Dungeon Encounters is one of those games that I wouldn’t say is “good” in the sense of being welcoming to everyone. I put the appeal of it along the same lines as playing idle games: a game that is just all about mechanics with nothing else to get in the way of those systems.
Nothing about this game feels like it was put in as an afterthought or the as a result of the developer not understanding the design. This is not meant to be a game you play forever but is the perfect encapsulation of dungeon crawler gameplay. The difficulty can be intense for people unfamiliar with dungeon crawlers — good luck on your first corpse run. This is one of those games where within minutes, or even seconds of loading it up, you’ll know if you’re the right audience for it.
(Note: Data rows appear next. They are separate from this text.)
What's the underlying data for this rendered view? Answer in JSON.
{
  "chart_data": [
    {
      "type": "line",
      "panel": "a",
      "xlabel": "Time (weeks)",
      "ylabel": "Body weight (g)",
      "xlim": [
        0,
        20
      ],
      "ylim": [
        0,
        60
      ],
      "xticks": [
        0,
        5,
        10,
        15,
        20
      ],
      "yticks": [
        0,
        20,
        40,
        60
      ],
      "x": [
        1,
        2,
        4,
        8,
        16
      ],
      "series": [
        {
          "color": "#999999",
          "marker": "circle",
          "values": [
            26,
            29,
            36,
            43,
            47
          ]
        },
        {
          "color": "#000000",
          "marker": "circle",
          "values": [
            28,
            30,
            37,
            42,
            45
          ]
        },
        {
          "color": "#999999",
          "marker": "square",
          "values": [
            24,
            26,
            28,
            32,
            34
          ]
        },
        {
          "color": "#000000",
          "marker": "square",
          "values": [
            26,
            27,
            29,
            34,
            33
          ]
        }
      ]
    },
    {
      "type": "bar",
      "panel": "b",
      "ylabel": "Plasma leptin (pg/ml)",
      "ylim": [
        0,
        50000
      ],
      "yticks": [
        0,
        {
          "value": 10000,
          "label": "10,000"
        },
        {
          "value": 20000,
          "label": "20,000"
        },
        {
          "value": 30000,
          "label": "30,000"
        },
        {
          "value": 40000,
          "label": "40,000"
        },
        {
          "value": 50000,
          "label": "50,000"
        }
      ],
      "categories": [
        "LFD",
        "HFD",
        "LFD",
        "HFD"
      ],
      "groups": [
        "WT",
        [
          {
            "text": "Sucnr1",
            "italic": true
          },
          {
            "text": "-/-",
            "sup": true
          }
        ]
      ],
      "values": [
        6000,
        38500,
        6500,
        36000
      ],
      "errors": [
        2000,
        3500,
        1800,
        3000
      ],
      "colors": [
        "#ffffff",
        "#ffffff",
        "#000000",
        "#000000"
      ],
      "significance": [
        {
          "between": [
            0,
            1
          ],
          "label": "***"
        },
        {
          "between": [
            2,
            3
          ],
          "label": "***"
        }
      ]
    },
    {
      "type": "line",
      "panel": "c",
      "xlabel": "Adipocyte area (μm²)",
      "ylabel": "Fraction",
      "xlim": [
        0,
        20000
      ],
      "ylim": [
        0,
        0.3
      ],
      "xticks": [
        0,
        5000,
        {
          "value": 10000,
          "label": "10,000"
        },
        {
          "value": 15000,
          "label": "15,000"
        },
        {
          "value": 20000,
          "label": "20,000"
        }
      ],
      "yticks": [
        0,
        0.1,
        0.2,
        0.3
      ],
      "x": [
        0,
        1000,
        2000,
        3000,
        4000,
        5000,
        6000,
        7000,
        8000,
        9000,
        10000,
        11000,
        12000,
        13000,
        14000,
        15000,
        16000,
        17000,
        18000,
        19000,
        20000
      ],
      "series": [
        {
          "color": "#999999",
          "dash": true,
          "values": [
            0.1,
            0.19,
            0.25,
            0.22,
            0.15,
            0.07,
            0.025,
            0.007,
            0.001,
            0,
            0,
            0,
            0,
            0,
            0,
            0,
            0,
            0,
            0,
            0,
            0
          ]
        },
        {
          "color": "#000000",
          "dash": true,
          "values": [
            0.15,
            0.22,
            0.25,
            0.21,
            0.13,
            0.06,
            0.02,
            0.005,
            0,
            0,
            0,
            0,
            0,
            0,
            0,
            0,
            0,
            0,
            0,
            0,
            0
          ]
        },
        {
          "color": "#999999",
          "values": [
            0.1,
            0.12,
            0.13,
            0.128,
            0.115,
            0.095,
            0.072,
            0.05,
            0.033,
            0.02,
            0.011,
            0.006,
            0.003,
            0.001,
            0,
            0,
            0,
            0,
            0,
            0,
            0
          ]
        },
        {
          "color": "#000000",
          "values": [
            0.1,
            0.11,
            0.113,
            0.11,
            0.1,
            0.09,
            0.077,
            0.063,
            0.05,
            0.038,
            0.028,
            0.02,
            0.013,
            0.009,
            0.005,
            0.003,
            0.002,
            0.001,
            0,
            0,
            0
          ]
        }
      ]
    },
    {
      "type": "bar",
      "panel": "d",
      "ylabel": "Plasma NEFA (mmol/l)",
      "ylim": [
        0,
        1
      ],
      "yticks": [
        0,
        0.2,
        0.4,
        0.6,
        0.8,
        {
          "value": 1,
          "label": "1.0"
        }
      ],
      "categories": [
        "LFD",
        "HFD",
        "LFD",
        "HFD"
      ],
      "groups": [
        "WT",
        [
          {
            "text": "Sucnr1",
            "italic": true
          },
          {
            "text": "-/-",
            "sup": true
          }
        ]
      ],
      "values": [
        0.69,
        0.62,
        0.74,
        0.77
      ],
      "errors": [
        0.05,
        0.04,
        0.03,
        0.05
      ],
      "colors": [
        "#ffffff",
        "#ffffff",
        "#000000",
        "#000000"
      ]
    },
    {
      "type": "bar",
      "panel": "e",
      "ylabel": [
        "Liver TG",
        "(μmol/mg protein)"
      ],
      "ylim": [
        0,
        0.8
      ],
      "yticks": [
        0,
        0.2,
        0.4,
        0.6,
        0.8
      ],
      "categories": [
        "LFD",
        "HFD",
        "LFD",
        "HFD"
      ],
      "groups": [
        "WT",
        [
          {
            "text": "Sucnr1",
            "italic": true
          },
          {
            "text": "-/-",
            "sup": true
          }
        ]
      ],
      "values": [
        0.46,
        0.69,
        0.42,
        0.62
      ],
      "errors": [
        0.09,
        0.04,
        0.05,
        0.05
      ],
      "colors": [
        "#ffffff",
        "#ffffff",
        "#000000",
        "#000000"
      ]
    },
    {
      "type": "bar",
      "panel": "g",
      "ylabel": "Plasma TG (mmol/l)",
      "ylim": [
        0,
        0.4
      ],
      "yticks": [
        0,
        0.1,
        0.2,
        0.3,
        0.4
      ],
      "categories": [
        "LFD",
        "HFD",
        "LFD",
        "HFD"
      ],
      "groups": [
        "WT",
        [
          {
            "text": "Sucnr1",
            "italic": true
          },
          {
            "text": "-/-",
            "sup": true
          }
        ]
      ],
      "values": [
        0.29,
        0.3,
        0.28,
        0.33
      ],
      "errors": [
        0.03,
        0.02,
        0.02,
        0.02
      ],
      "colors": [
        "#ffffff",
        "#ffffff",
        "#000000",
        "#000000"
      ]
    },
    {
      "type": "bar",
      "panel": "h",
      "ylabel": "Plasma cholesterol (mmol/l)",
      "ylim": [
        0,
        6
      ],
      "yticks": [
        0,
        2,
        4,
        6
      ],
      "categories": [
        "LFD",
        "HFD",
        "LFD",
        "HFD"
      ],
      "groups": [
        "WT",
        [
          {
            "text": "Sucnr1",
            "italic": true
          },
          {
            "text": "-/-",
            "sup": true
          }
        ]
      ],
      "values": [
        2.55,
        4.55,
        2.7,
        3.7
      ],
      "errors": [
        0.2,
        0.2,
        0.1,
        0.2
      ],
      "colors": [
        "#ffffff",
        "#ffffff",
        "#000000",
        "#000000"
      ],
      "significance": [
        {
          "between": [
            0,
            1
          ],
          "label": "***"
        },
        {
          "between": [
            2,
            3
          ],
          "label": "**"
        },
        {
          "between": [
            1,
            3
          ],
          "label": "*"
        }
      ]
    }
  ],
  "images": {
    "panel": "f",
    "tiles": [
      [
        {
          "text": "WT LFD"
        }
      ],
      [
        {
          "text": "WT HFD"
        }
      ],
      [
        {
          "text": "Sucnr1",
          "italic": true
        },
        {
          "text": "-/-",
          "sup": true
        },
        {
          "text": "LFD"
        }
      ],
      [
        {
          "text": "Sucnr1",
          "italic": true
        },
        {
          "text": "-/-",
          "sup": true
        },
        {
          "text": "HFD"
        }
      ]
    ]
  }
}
The problem with such a minimalistic experience is that even for someone like me, I started to feel the loop was getting stale without new elements thrown in, much like, again, in an idle game. Eventually, the game becomes a battle of numbers over tactics. If you stay in control and explore for the abilities you need, you’ll be fine. Make one mistake, take on one encounter outside of your depth, and your entire run could be put into jeopardy. There is something very cathartic about the progression curve of this game: going from fighting enemies and doing damage in the teens, to eventually tens of thousands of points between you and the enemy groups.
If you’re the kind of person who wants to go dungeon crawling for no greater reason than “because it’s there” then Dungeon Encounters is the game for you.